Also... what is an "ACA"? I know CNA, and PCA but I've never heard of an ACA... :confused:

I think that before you make any more assumptions you should ask to be sure. You could speak to the nurse manager. Hard to know weather or not there is "practice outside of scope" for sure seeing as they seem to have a title you are not sure of. Absolutly if they not nurses or nurse interns then by all means doing anything with the pumps --other then maybe silencing as long as they tell a nurse right away--is not okay. Communicating with the doc is not necessarily wrong. There are things they (the docs) may feel they could just as easy ask the aides providing direct care and get the info they need without bothering the busy nurse. --"Has Mr. Smith been up to the bathroom recently?" "Has Mr. Smith been sleeping much this shift?" --the doc may be there seeing the patient quickly and just want to ask a couple of simple questions that the aide would know. Not a big deal. They are a part of the team too. Not saying that those same things should not be also reported to the primary nurses but simple things can also go to the docs.

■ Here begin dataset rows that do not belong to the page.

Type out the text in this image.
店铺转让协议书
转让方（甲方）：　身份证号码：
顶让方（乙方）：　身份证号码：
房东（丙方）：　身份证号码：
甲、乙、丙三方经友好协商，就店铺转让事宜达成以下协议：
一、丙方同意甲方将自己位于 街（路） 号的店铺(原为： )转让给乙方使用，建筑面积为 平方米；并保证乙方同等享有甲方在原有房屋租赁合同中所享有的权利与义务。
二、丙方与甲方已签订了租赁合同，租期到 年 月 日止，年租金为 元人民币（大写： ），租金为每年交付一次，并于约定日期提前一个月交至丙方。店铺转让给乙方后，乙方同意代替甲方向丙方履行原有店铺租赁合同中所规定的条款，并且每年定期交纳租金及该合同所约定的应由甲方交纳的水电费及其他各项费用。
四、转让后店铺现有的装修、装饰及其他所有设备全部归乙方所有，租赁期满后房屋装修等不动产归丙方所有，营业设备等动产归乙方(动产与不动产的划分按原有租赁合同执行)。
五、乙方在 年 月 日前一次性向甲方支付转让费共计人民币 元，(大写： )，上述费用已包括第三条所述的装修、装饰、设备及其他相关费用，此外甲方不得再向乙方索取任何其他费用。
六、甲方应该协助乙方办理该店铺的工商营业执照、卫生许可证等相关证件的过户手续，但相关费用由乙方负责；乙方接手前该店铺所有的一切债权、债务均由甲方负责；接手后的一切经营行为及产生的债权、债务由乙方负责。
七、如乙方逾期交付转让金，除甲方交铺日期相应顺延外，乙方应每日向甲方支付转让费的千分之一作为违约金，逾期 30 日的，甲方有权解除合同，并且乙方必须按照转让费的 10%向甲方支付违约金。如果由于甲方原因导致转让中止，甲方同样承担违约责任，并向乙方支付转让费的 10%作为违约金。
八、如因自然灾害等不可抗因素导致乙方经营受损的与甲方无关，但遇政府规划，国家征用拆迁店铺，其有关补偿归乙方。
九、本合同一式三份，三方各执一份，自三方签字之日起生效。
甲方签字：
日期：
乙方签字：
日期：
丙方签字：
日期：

I know where I worked the aides often would silence a pump as it is loud and annoying for the patient.....and as the nurse I didn't have a problem with that as long as they came and told me that they had done this, right away so I could go and check on it if need be, change a bag, deal with air in the line, etc.

If they are doing more then silencing--and are not nurses--yeah that is a problem and should be mentioned to a manager. But start with finding out the exact role of these people.

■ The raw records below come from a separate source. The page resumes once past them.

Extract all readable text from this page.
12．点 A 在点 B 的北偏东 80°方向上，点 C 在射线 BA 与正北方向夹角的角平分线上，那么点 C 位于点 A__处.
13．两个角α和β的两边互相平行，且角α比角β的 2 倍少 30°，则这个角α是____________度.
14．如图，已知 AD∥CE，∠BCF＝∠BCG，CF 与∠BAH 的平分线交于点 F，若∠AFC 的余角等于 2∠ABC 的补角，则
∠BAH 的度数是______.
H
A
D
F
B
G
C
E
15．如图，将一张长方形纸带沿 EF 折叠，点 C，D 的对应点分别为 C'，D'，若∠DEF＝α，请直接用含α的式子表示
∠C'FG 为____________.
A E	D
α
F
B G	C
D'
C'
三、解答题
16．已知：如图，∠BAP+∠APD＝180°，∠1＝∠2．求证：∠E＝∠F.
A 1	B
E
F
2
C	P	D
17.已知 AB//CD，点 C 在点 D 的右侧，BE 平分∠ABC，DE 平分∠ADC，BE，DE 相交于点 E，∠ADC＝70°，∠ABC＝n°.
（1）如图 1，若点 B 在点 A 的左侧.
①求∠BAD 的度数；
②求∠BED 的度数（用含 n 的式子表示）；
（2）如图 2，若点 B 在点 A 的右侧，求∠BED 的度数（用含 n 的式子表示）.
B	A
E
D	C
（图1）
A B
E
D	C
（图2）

I worked at a facility where nursing assistants were given nursing tasks, like med administration, by the nurses. Of course this was acceptable because these individuals are nurses, in their country. At least this was their response, if asked.

Specializes in School LVN, Peds HH.
I think that before you make any more assumptions you should ask to be sure. You could speak to the nurse manager. Hard to know weather or not there is "practice outside of scope" for sure seeing as they seem to have a title you are not sure of. Absolutly if they not nurses or nurse interns then by all means doing anything with the pumps --other then maybe silencing as long as they tell a nurse right away--is not okay. Communicating with the doc is not necessarily wrong. There are things they (the docs) may feel they could just as easy ask the aides providing direct care and get the info they need without bothering the busy nurse. --"Has Mr. Smith been up to the bathroom recently?" "Has Mr. Smith been sleeping much this shift?" --the doc may be there seeing the patient quickly and just want to ask a couple of simple questions that the aide would know. Not a big deal. They are a part of the team too. Not saying that those same things should not be also reported to the primary nurses but simple things can also go to the docs.

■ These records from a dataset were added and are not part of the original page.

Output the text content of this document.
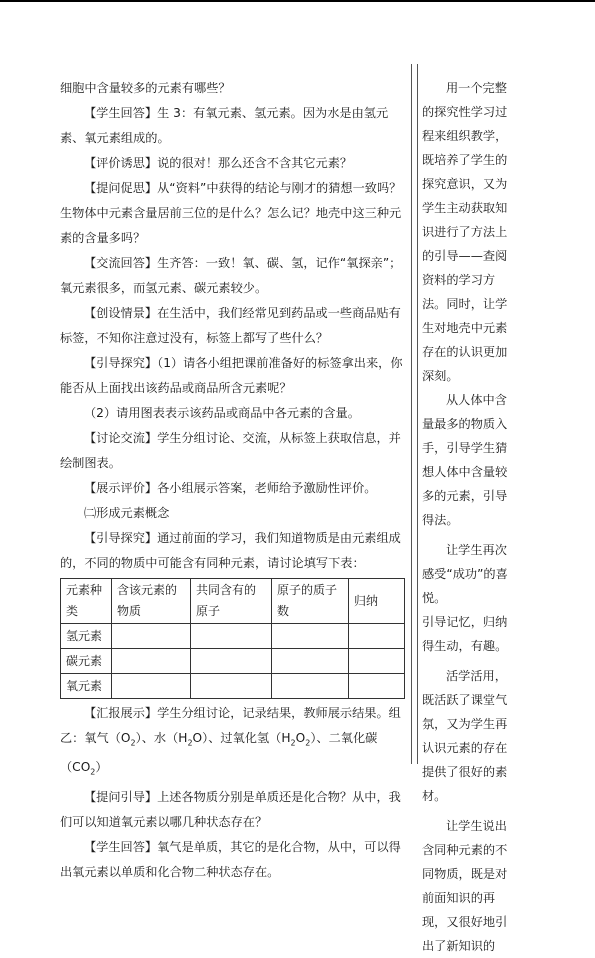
细胞中含量较多的元素有哪些？

【学生回答】生 3：有氧元素、氢元素。因为水是由氢元素、氧元素组成的。

【评价诱思】说的很对！那么还含不含其它元素？

【提问促思】从“资料”中获得的结论与刚才的猜想一致吗？生物体中元素含量居前三位的是什么？怎么记？地壳中这三种元素的含量多吗？

【交流回答】生齐答：一致！氧、碳、氢，记作“氧探亲”；氧元素很多，而氢元素、碳元素较少。

【创设情景】在生活中，我们经常见到药品或一些商品贴有标签，不知你注意过没有，标签上都写了些什么？

【引导探究】（1）请各小组把课前准备好的标签拿出来，你能否从上面找出该药品或商品所含元素呢？

（2）请用图表表示该药品或商品中各元素的含量。

【讨论交流】学生分组讨论、交流，从标签上获取信息，并绘制图表。

【展示评价】各小组展示答案，老师给予激励性评价。

㈡形成元素概念

【引导探究】通过前面的学习，我们知道物质是由元素组成的，不同的物质中可能含有同种元素，请讨论填写下表：

元素种类	含该元素的物质	共同含有的原子	原子的质子数	归纳
氢元素				
碳元素				
氧元素				

【汇报展示】学生分组讨论，记录结果，教师展示结果。组乙：氧气$(O_2)$、水$(H_2O)$、过氧化氢$(H_2O_2)$、二氧化碳$(CO_2)$

【提问引导】上述各物质分别是单质还是化合物？从中，我们可以知道氧元素以哪几种状态存在？

【学生回答】氧气是单质，其它的是化合物，从中，可以得出氧元素以单质和化合物二种状态存在。

用一个完整的探究性学习过程来组织教学，既培养了学生的探究意识，又为学生主动获取知识进行了方法上的引导——查阅资料的学习方法。同时，让学生对地壳中元素存在的认识更加深刻。

从人体中含量最多的物质入手，引导学生猜想人体中含量较多的元素，引导得法。

让学生再次感受“成功”的喜悦。

引导记忆，归纳得生动，有趣。

活学活用，既活跃了课堂气氛，又为学生再认识元素的存在提供了很好的素材。

让学生说出含同种元素的不同物质，既是对前面知识的再现，又很好地引出了新知识的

I know where I worked the aides often would silence a pump as it is loud and annoying for the patient.....and as the nurse I didn't have a problem with that as long as they came and told me that they had done this, right away so I could go and check on it if need be, change a bag, deal with air in the line, etc.

If they are doing more then silencing--and are not nurses--yeah that is a problem and should be mentioned to a manager. But start with finding out the exact role of these people.

No no no... I didn't mean to portray that I thought that talking to the doctors was wrong, just different and odd as I've never seen it before.

As far as the unknown title, I'm 100% positive that this particular ACA is an aide. I was with grammy for 3 hours and whenever the RT or RN said they'd send the aide in, she came right in.

I agree with the silencing thing as well, as long as the nurse is notified, no harm done. But adjusting settings, flow, ect? Thats not ok with me. I would've said something, but I was shocked when she did it and didnt even think to say something. If it happens again I will.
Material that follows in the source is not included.